ABFJ: One of the major reasons ABL lenders survive in a distressed situation is because of the high level of regular monitoring that goes on. In a film or production financing, is there a similar process that is used to “manage” the outcome in accordance with, say, a budget? With the former, if you maintain asset liquidation coverage you’re OK; however, with the latter, I’m not sure how the downside risk is mitigated or covered. Can you please comment?

JW: The key risks with film production loans are that a film has cost overruns, doesn’t get completed on schedule or — in very rare instances — gets abandoned completely. As I mentioned earlier, distributors’ payment obligations are triggered once a completed film is delivered to them. In order to mitigate this risk, banks will engage a third-party completion bond company that monitors the production and cash-flows to ensure the project is completed on time and on budget. If the film is not completed or delivered in accordance with the agreed-upon timeline and budget, the bank is covered under the bond, which is underwritten by insurance.

ABFJ: Longer term, what would you describe as some of the risks and opportunities for the film industry going forward?
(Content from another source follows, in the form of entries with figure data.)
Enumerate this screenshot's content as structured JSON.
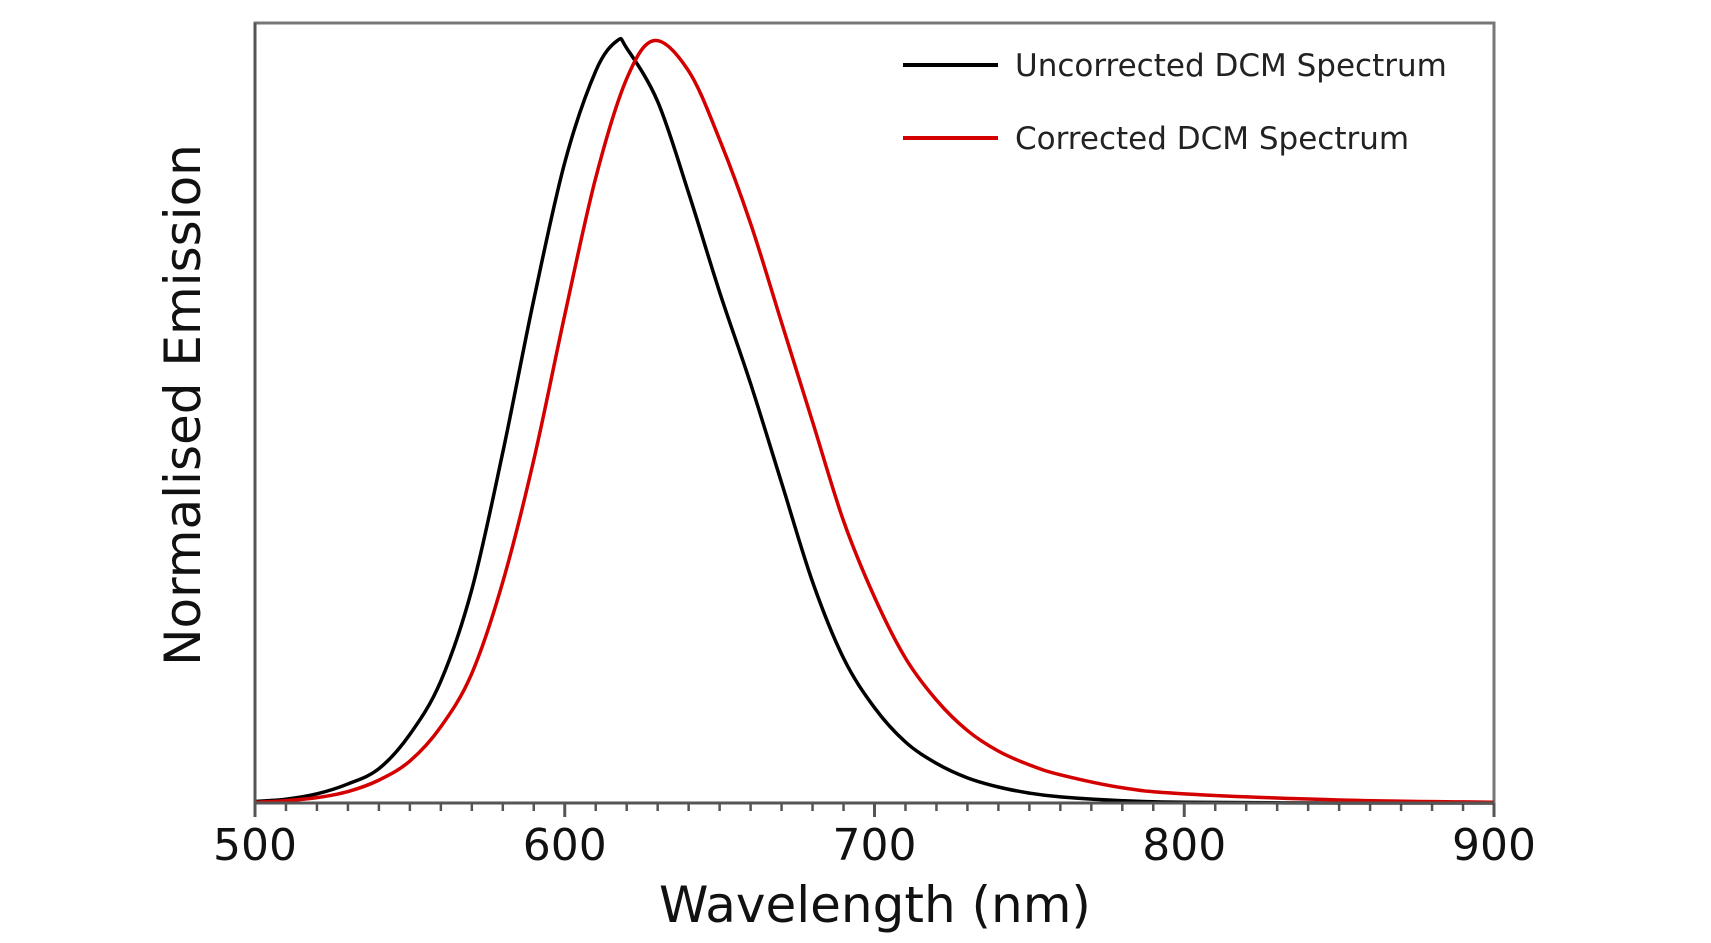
{
  "chart_data": {
    "type": "line",
    "title": "",
    "xlabel": "Wavelength (nm)",
    "ylabel": "Normalised Emission",
    "xlim": [
      500,
      900
    ],
    "ylim": [
      0,
      1.023
    ],
    "x_ticks": [
      "500",
      "600",
      "700",
      "800",
      "900"
    ],
    "x_minor_tick_step": 10,
    "y_ticks_shown": false,
    "grid": false,
    "legend_position": "top-right",
    "series": [
      {
        "name": "Uncorrected DCM Spectrum",
        "color": "#000000",
        "x": [
          500,
          510,
          520,
          530,
          540,
          550,
          560,
          570,
          580,
          590,
          600,
          610,
          617,
          620,
          630,
          640,
          650,
          660,
          670,
          680,
          690,
          700,
          710,
          720,
          730,
          740,
          750,
          760,
          780,
          800,
          850,
          900
        ],
        "y": [
          0.002,
          0.005,
          0.012,
          0.025,
          0.045,
          0.09,
          0.16,
          0.28,
          0.46,
          0.66,
          0.84,
          0.96,
          1.0,
          0.99,
          0.92,
          0.8,
          0.67,
          0.55,
          0.42,
          0.29,
          0.19,
          0.125,
          0.08,
          0.052,
          0.033,
          0.021,
          0.013,
          0.008,
          0.003,
          0.001,
          0.0,
          0.0
        ]
      },
      {
        "name": "Corrected DCM Spectrum",
        "color": "#d40000",
        "x": [
          500,
          510,
          520,
          530,
          540,
          550,
          560,
          570,
          580,
          590,
          600,
          610,
          620,
          629,
          640,
          650,
          660,
          670,
          680,
          690,
          700,
          710,
          720,
          730,
          740,
          750,
          760,
          780,
          800,
          850,
          900
        ],
        "y": [
          0.001,
          0.003,
          0.007,
          0.015,
          0.03,
          0.055,
          0.1,
          0.17,
          0.29,
          0.45,
          0.64,
          0.82,
          0.95,
          1.0,
          0.96,
          0.87,
          0.76,
          0.63,
          0.5,
          0.37,
          0.27,
          0.19,
          0.135,
          0.095,
          0.068,
          0.05,
          0.037,
          0.02,
          0.012,
          0.004,
          0.001
        ]
      }
    ]
  }
}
JW: I think the single largest risk facing the industry today is the structural shift and transition to delivering digital products to the consumer instead of just physical products. A related risk is the ongoing threat from piracy.
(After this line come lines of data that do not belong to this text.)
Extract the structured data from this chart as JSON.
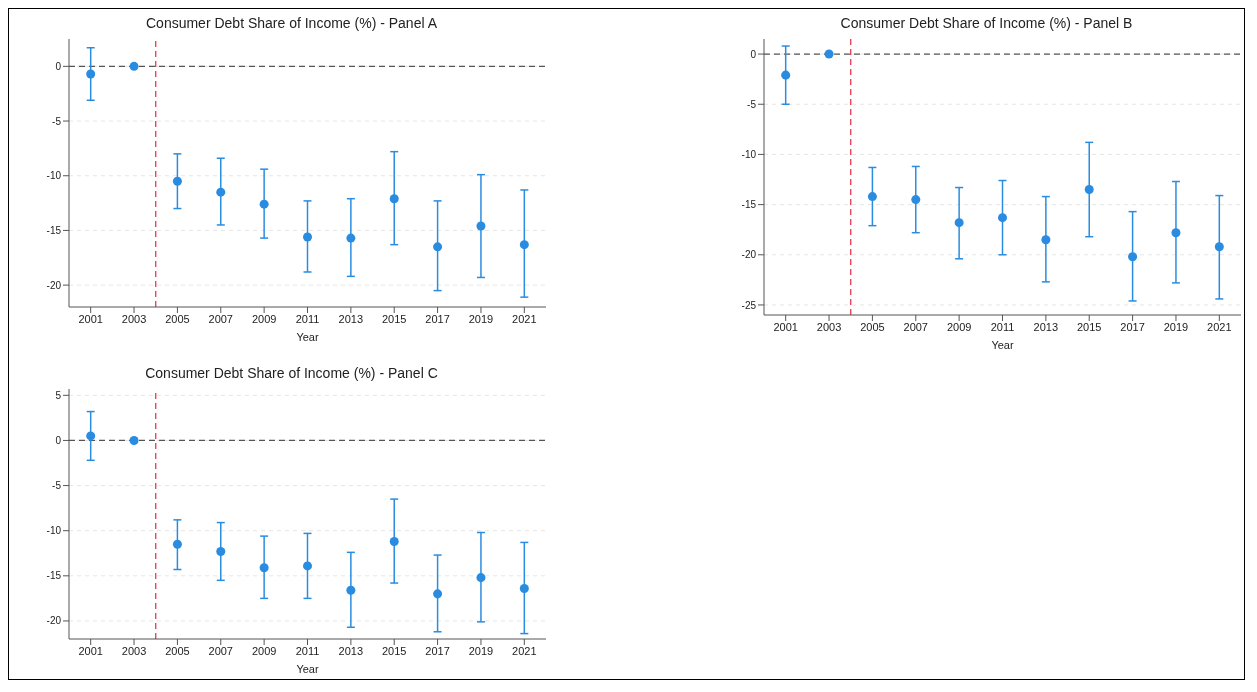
{
  "chart_data": [
    {
      "type": "scatter",
      "title": "Consumer Debt Share of Income (%) - Panel A",
      "xlabel": "Year",
      "x": [
        2001,
        2003,
        2005,
        2007,
        2009,
        2011,
        2013,
        2015,
        2017,
        2019,
        2021
      ],
      "xlim": [
        2000,
        2022
      ],
      "xticks": [
        2001,
        2003,
        2005,
        2007,
        2009,
        2011,
        2013,
        2015,
        2017,
        2019,
        2021
      ],
      "ylim": [
        -22,
        2.5
      ],
      "yticks": [
        -20,
        -15,
        -10,
        -5,
        0
      ],
      "grid": "y",
      "marker": "circle",
      "legend": false,
      "series": [
        {
          "color": "#2a8ce0",
          "values": [
            -0.7,
            0,
            -10.5,
            -11.5,
            -12.6,
            -15.6,
            -15.7,
            -12.1,
            -16.5,
            -14.6,
            -16.3
          ],
          "errors": [
            [
              -3.1,
              1.7
            ],
            null,
            [
              -13,
              -8
            ],
            [
              -14.5,
              -8.4
            ],
            [
              -15.7,
              -9.4
            ],
            [
              -18.8,
              -12.3
            ],
            [
              -19.2,
              -12.1
            ],
            [
              -16.3,
              -7.8
            ],
            [
              -20.5,
              -12.3
            ],
            [
              -19.3,
              -9.9
            ],
            [
              -21.1,
              -11.3
            ]
          ]
        }
      ],
      "ref_lines": [
        {
          "axis": "x",
          "value": 2004,
          "color": "#e8384f",
          "line_style": "dashed"
        },
        {
          "axis": "y",
          "value": 0,
          "color": "#555555",
          "line_style": "dashed"
        }
      ]
    },
    {
      "type": "scatter",
      "title": "Consumer Debt Share of Income (%) - Panel B",
      "xlabel": "Year",
      "x": [
        2001,
        2003,
        2005,
        2007,
        2009,
        2011,
        2013,
        2015,
        2017,
        2019,
        2021
      ],
      "xlim": [
        2000,
        2022
      ],
      "xticks": [
        2001,
        2003,
        2005,
        2007,
        2009,
        2011,
        2013,
        2015,
        2017,
        2019,
        2021
      ],
      "ylim": [
        -26,
        1.5
      ],
      "yticks": [
        -25,
        -20,
        -15,
        -10,
        -5,
        0
      ],
      "grid": "y",
      "marker": "circle",
      "legend": false,
      "series": [
        {
          "color": "#2a8ce0",
          "values": [
            -2.1,
            0,
            -14.2,
            -14.5,
            -16.8,
            -16.3,
            -18.5,
            -13.5,
            -20.2,
            -17.8,
            -19.2
          ],
          "errors": [
            [
              -5,
              0.8
            ],
            null,
            [
              -17.1,
              -11.3
            ],
            [
              -17.8,
              -11.2
            ],
            [
              -20.4,
              -13.3
            ],
            [
              -20,
              -12.6
            ],
            [
              -22.7,
              -14.2
            ],
            [
              -18.2,
              -8.8
            ],
            [
              -24.6,
              -15.7
            ],
            [
              -22.8,
              -12.7
            ],
            [
              -24.4,
              -14.1
            ]
          ]
        }
      ],
      "ref_lines": [
        {
          "axis": "x",
          "value": 2004,
          "color": "#e8384f",
          "line_style": "dashed"
        },
        {
          "axis": "y",
          "value": 0,
          "color": "#555555",
          "line_style": "dashed"
        }
      ]
    },
    {
      "type": "scatter",
      "title": "Consumer Debt Share of Income (%) - Panel C",
      "xlabel": "Year",
      "x": [
        2001,
        2003,
        2005,
        2007,
        2009,
        2011,
        2013,
        2015,
        2017,
        2019,
        2021
      ],
      "xlim": [
        2000,
        2022
      ],
      "xticks": [
        2001,
        2003,
        2005,
        2007,
        2009,
        2011,
        2013,
        2015,
        2017,
        2019,
        2021
      ],
      "ylim": [
        -22,
        5.7
      ],
      "yticks": [
        -20,
        -15,
        -10,
        -5,
        0,
        5
      ],
      "grid": "y",
      "marker": "circle",
      "legend": false,
      "series": [
        {
          "color": "#2a8ce0",
          "values": [
            0.5,
            0,
            -11.5,
            -12.3,
            -14.1,
            -13.9,
            -16.6,
            -11.2,
            -17,
            -15.2,
            -16.4
          ],
          "errors": [
            [
              -2.2,
              3.2
            ],
            null,
            [
              -14.3,
              -8.8
            ],
            [
              -15.5,
              -9.1
            ],
            [
              -17.5,
              -10.6
            ],
            [
              -17.5,
              -10.3
            ],
            [
              -20.7,
              -12.4
            ],
            [
              -15.8,
              -6.5
            ],
            [
              -21.2,
              -12.7
            ],
            [
              -20.1,
              -10.2
            ],
            [
              -21.4,
              -11.3
            ]
          ]
        }
      ],
      "ref_lines": [
        {
          "axis": "x",
          "value": 2004,
          "color": "#e8384f",
          "line_style": "dashed"
        },
        {
          "axis": "y",
          "value": 0,
          "color": "#555555",
          "line_style": "dashed"
        }
      ]
    }
  ]
}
ABFJ: If there was any one metric that you would monitor that would give you an indication of the health and vitality of the film industry, what would it be and why?

JW: I would say the performance of the theatrical box office, which is the first interaction of the industry’s product with the consumer. It is also the bellwether for all the downstream markets, such as home video and pay and free television.

ABFJ: Can you provide some background on your career? What interested you in film and entertainment financing?

JW: I started my banking career in New York and had the opportunity to come to Los Angeles in the late 1980s. I started in film finance in the early 1990s with a Japanese bank just as the film industry was starting its international expansion resulting from the deregulation and resultant growth of the terrestrial broadcasters and the advent of satellite television and quickly realized this was a unique and exciting area of finance. Over the subsequent 20-plus years, I’ve had the opportunity to build media and entertainment groups from scratch and to work in a variety of banking and investment capacities focusing on the media and entertainment industries, including investment banking and private equity.

ABFJ: You joined OneWest Bank in 2011. What differentiates OneWest from others in the film financing industry?

JW: OneWest Bank has a terrific slogan — “One Person at a Time” — which underscores our dedication and commitment to our clients. We are highly focused on servicing the needs of our customers and using our knowledge and expertise to come up with creative solutions for them to be better.

ABFJ: I read that you’ve arranged and structured the financing of more than 130 individual films. Can you provide any highlights or fond memories of your time in the industry?

JW: I love the film business for how it is a uniquely American industry and is still the gold standard around the world. I am also proud of the fact that it is home grown here in southern California. For me, the biggest highlight over my career has been the wide variety of interesting people from all over the world with whom I have had the pleasure to be able to work.

ABFJ: Is there anything that you would like to add that’s not covered above that you think would be of interest to our readers?

JW: Thanks for the opportunity to talk to you about what we do!

Joseph Woolf is executive vice president and head of Media and Entertainment Finance for OneWest Bank, which with total assets of $27 billion is the largest southern California-based bank. Woolf has nearly 25 years of banking and investing experience and over that time has underwritten or arranged several billions of dollars of capital commitments to a broad range of entertainment and media companies. He is a frequent speaker on entertainment finance and has done so before numerous conferences and organizations on four different continents.